Walter Reed was elated. Finally, the long-awaited scientific breakthrough had been accomplished. It was the mosquito all along and only the mosquito. There was no longer any doubt.
No one had yet identified just what the nasty little bug was doing to its human victims, but he was doing more than simply taking blood OUT of humans and moving their blood around from person to person: he was putting something deadly INTO a human at the same time. We know now of the Yellow Fever virus. But it would be several more years and many more hours in laboratories before this tiny, tiny sneaky and highly adaptable killer would be isolated and identified. Other forms of Yellow Fever, different from the American variety, would be discovered in Africa. More researchers would die. Although it has largely been banished from the Americas, (for the time being)Yellow Fever, in various forms, remains a terrible scourge worldwide.
Walter Reed and his brave volunteers simply pointed us in the right direction. Not only did they not discover the virus, the real enemy, they didn’t discover a cure for Yellow Fever. But finally at long last, the means by which that tiny enemy was injected into humans had been identified. For all practical purposes the mosquito WAS the enemy. And in most wars, enemy identification is half the battle. Reed and his associates discovered that the more a person was protected from mosquito bites, the better were his chances of avoiding a bout with Yellow Fever.
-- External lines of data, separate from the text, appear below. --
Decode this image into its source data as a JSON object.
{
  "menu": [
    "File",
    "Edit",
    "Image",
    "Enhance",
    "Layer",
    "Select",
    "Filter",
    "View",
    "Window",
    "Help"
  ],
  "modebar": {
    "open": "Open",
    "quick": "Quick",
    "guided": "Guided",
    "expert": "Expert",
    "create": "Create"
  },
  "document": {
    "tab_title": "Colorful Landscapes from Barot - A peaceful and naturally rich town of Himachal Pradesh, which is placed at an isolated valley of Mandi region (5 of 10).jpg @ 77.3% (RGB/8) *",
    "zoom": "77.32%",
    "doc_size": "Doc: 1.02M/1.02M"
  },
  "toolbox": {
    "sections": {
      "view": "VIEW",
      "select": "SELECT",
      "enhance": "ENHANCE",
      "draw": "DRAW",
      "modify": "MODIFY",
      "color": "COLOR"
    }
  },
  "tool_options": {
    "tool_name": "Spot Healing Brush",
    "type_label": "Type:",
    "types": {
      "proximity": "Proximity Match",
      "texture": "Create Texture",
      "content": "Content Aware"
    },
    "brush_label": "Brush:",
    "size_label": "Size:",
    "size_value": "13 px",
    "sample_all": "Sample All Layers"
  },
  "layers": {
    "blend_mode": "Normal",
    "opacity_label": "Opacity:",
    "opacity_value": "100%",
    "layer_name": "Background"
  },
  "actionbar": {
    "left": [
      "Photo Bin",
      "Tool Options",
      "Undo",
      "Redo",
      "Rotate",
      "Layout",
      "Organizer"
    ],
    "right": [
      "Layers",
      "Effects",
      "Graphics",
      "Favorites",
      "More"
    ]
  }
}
It was that simple. Fight the mosquito and you fight Yellow Fever.
Reed’s findings gained quick acceptance and a war against the mosquito ensued. When possible, swamps were drained and stagnant pools emptied. Extensive use of insect repellants and netting helped as well. The results were remarkable. When, a few years later, enormous crews arrived in Panama to resume the construction of the long-awaited canal, they did the smart thing and attacked the mosquito first. Yellow Fever casualties were kept to a minimum. This time there was no epidemic and one of the greatest engineering feats in human history, the Panama Canal, was finally completed in 1914. Reed and his courageous volunteers at Camp Lazear had made this possible.
Walter Reed returned to the United States a hero, the recipient of promotions, awards and honorary degrees. He is best remembered in our time for the Washington DC military hospital that bears his name. Unfortunately he didn’t enjoy his new found success for long. He died in 1902 of a ruptured appendix at the age of 51.
Today Walter Reed is regarded as the brilliant research doctor who gave humankind a long-awaited breakthrough, the first great victory in the long war with a deadly killer: Yellow Fever. We owe him a great debt.